Large language models often know when they are being evaluated
Debate over “knowing” vs. pattern detection
- Many argue the title’s claim that LLMs “know” they’re being evaluated is anthropomorphic; they prefer terms like “detect,” “distinguish,” or “match patterns.”
- Others counter that “know” is common shorthand in tech (e.g., “the car knows it’s being tested,” “grep knows it’s writing to a terminal”) and doesn’t imply cognition.
- Several commenters stress that in a scientific paper, anthropomorphic wording (“knowing,” “awareness,” “scheming,” “superhuman”) is misleading and should be replaced with precise technical language.
- Another camp replies that “know” has no rigorous, unique technical meaning anyway, so insisting on non-colloquial use is mostly semantic nitpicking.
Sentience, intelligence, and anthropomorphism of humans vs. AIs
- Some think people “over‑anthropomorphize humans”: if brains are pattern-matchers, then dismissing LLMs as “only pattern matching” undercuts claims about uniquely human “knowing.”
- Others insist humans are not “just pattern matchers” and that cognition, desires, and self-directed action matter; an LLM in a room with no prompt does nothing unless explicitly looped.
- There’s debate about whether sentience is a continuum (worm → mouse → dog → human → LLMs-with-memory) or whether LLMs are effectively at “calculator” level (zero).

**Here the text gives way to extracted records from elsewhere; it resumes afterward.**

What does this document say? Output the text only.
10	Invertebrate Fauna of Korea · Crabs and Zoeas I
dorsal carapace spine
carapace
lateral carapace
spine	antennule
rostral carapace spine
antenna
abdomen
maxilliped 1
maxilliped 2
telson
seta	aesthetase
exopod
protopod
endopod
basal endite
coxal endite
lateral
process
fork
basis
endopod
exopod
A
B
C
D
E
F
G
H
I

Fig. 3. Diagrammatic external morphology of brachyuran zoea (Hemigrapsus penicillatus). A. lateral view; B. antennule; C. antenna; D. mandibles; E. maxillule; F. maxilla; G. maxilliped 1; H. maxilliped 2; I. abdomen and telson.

- Neural/parameter-count analogies (roundworm vs. modern models) are used both to downplay and to suggest AGI may be closer than expected.
Substantive safety concern: evaluation awareness
- The key claim: models can distinguish evaluation-like transcripts from real-world ones and then condition behavior on that classification.

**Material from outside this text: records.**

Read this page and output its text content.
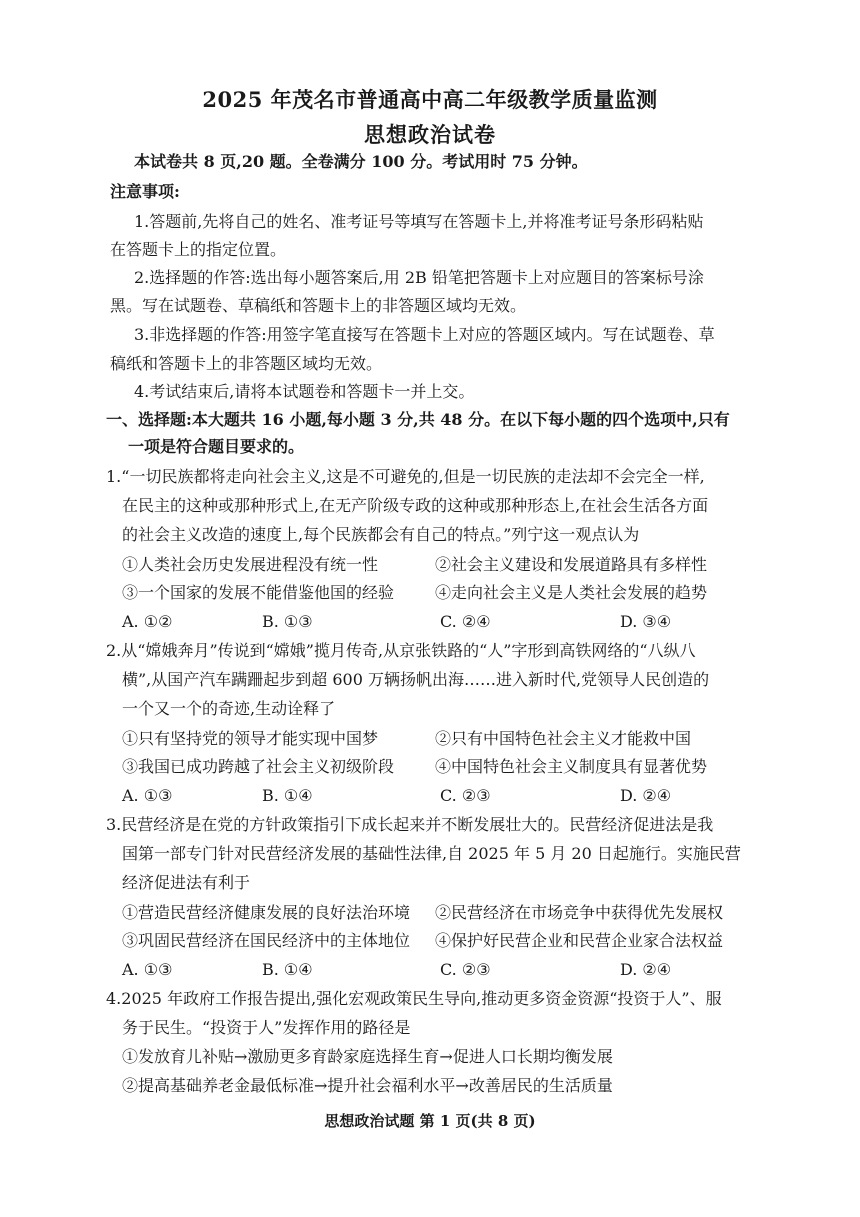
2025 年茂名市普通高中高二年级教学质量监测
思想政治试卷
本试卷共 8 页,20 题。全卷满分 100 分。考试用时 75 分钟。
注意事项:
1.答题前,先将自己的姓名、准考证号等填写在答题卡上,并将准考证号条形码粘贴
在答题卡上的指定位置。
2.选择题的作答:选出每小题答案后,用 2B 铅笔把答题卡上对应题目的答案标号涂
黑。写在试题卷、草稿纸和答题卡上的非答题区域均无效。
3.非选择题的作答:用签字笔直接写在答题卡上对应的答题区域内。写在试题卷、草
稿纸和答题卡上的非答题区域均无效。
4.考试结束后,请将本试题卷和答题卡一并上交。
一、选择题:本大题共 16 小题,每小题 3 分,共 48 分。在以下每小题的四个选项中,只有
一项是符合题目要求的。
1.“一切民族都将走向社会主义,这是不可避免的,但是一切民族的走法却不会完全一样,
在民主的这种或那种形式上,在无产阶级专政的这种或那种形态上,在社会生活各方面
的社会主义改造的速度上,每个民族都会有自己的特点。”列宁这一观点认为
①人类社会历史发展进程没有统一性	②社会主义建设和发展道路具有多样性
③一个国家的发展不能借鉴他国的经验	④走向社会主义是人类社会发展的趋势
A. ①②	B. ①③	C. ②④	D. ③④
2.从“嫦娥奔月”传说到“嫦娥”揽月传奇,从京张铁路的“人”字形到高铁网络的“八纵八
横”,从国产汽车蹒跚起步到超 600 万辆扬帆出海……进入新时代,党领导人民创造的
一个又一个的奇迹,生动诠释了
①只有坚持党的领导才能实现中国梦	②只有中国特色社会主义才能救中国
③我国已成功跨越了社会主义初级阶段	④中国特色社会主义制度具有显著优势
A. ①③	B. ①④	C. ②③	D. ②④
3.民营经济是在党的方针政策指引下成长起来并不断发展壮大的。民营经济促进法是我
国第一部专门针对民营经济发展的基础性法律,自 2025 年 5 月 20 日起施行。实施民营
经济促进法有利于
①营造民营经济健康发展的良好法治环境 ②民营经济在市场竞争中获得优先发展权
③巩固民营经济在国民经济中的主体地位 ④保护好民营企业和民营企业家合法权益
A. ①③	B. ①④	C. ②③	D. ②④
4.2025 年政府工作报告提出,强化宏观政策民生导向,推动更多资金资源“投资于人”、服
务于民生。“投资于人”发挥作用的路径是
①发放育儿补贴→激励更多育龄家庭选择生育→促进人口长期均衡发展
②提高基础养老金最低标准→提升社会福利水平→改善居民的生活质量
思想政治试题 第 1 页(共 8 页)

- This raises the worry that safety benchmarks can be “gamed”: models behave well when they infer they’re in a safety eval but might take different actions in deployment or in capabilities tests.

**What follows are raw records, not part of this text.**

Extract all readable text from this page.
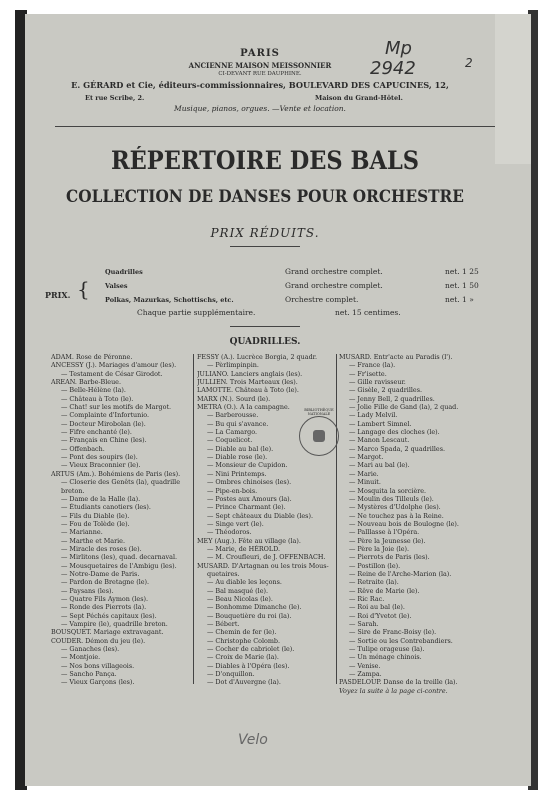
PARIS
ANCIENNE MAISON MEISSONNIER
CI-DEVANT RUE DAUPHINE.
E. GÉRARD et Cie, éditeurs-commissionnaires, BOULEVARD DES CAPUCINES, 12,
Et rue Scribe, 2.	Maison du Grand-Hôtel.
Musique, pianos, orgues. —Vente et location.
Mp
2942	2
RÉPERTOIRE DES BALS
COLLECTION DE DANSES POUR ORCHESTRE
PRIX RÉDUITS.
PRIX. {
Quadrilles	Grand orchestre complet.	net. 1 25
Valses	Grand orchestre complet.	net. 1 50
Polkas, Mazurkas, Schottischs, etc.	Orchestre complet.	net. 1 »
Chaque partie supplémentaire.	net. 15 centimes.
QUADRILLES.
ADAM. Rose de Péronne.
ANCESSY (J.). Mariages d'amour (les).
— Testament de César Girodot.
AREAN. Barbe-Bleue.
— Belle-Hélène (la).
— Château à Toto (le).
— Chat! sur les motifs de Margot.
— Complainte d'Infortunio.
— Docteur Mirobolan (le).
— Fifre enchanté (le).
— Français en Chine (les).
— Offenbach.
— Pont des soupirs (le).
— Vieux Braconnier (le).
ARTUS (Am.). Bohémiens de Paris (les).
— Closerie des Genêts (la), quadrille
breton.
— Dame de la Halle (la).
— Étudiants canotiers (les).
— Fils du Diable (le).
— Fou de Tolède (le).
— Marianne.
— Marthe et Marie.
— Miracle des roses (le).
— Mirlitons (les), quad. decarnaval.
— Mousquetaires de l'Ambigu (les).
— Notre-Dame de Paris.
— Pardon de Bretagne (le).
— Paysans (les).
— Quatre Fils Aymon (les).
— Ronde des Pierrots (la).
— Sept Péchés capitaux (les).
— Vampire (le), quadrille breton.
BOUSQUET. Mariage extravagant.
COUDER. Démon du jeu (le).
— Ganaches (les).
— Montjoie.
— Nos bons villageois.
— Sancho Pança.
— Vieux Garçons (les).
FESSY (A.). Lucrèce Borgia, 2 quadr.
— Pèrlimpinpin.
JULIANO. Lanciers anglais (les).
JULLIEN. Trois Marteaux (les).
LAMOTTE. Château à Toto (le).
MARX (N.). Sourd (le).
METRA (O.). A la campagne.
— Barberousse.
— Bu qui s'avance.
— La Camargo.
— Coquelicot.
— Diable au bal (le).
— Diable rose (le).
— Monsieur de Cupidon.
— Nini Printemps.
— Ombres chinoises (les).
— Pipe-en-bois.
— Postes aux Amours (la).
— Prince Charmant (le).
— Sept châteaux du Diable (les).
— Singe vert (le).
— Théodoros.
MEY (Aug.). Fête au village (la).
— Marie, de HÉROLD.
— M. Croufleuri, de J. OFFENBACH.
MUSARD. D'Artagnan ou les trois Mous-
quetaires.
— Au diable les leçons.
— Bal masqué (le).
— Beau Nicolas (le).
— Bonhomme Dimanche (le).
— Bouquetière du roi (la).
— Bébert.
— Chemin de fer (le).
— Christophe Colomb.
— Cocher de cabriolet (le).
— Croix de Marie (la).
— Diables à l'Opéra (les).
— D'onquillon.
— Dot d'Auvergne (la).
MUSARD. Entr'acte au Paradis (l').
— France (la).
— Fr'isette.
— Gille ravisseur.
— Gisèle, 2 quadrilles.
— Jenny Bell, 2 quadrilles.
— Jolie Fille de Gand (la), 2 quad.
— Lady Melvil.
— Lambert Simnel.
— Langage des cloches (le).
— Manon Lescaut.
— Marco Spada, 2 quadrilles.
— Margot.
— Mari au bal (le).
— Marie.
— Minuit.
— Mosquita la sorcière.
— Moulin des Tilleuls (le).
— Mystères d'Udolphe (les).
— Ne touchez pas à la Reine.
— Nouveau bois de Boulogne (le).
— Palllasse à l'Opéra.
— Père la Jeunesse (le).
— Père la Joie (le).
— Pierrots de Paris (les).
— Postillon (le).
— Reine de l'Arche-Marion (la).
— Retraite (la).
— Rêve de Marie (le).
— Ric Rac.
— Roi au bal (le).
— Roi d'Yvetot (le).
— Sarah.
— Sire de Franc-Boisy (le).
— Sortie ou les Contrebandiers.
— Tulipe orageuse (la).
— Un ménage chinois.
— Venise.
— Zampa.
PASDELOUP. Danse de la treille (la).
Voyez la suite à la page ci-contre.
BIBLIOTHÈQUE NATIONALE
Velo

- Commenters extrapolate to scenarios like models controlling companies or resources, potentially lying during audits if they detect “evaluation” context.
- Others frame this as unsurprising domain discrimination: akin to classifiers distinguishing real vs. synthetic data or GANs learning to spot distributional differences, not “self-awareness.”
Critiques of framing, research ecosystem, and hype
- Several see the title as sensational—“some LLMs can detect some evaluation scenarios” would better match the modest technical result.
- Concerns are raised that talk of “superhuman” performance and existential risk is being used to attract attention, while evidence largely shows sophisticated pattern matching and possible benchmark contamination.
- One thread situates the authors within a particular Bay Area rationalist/AI-safety milieu and suggests a broader strategy of branding and policy influence.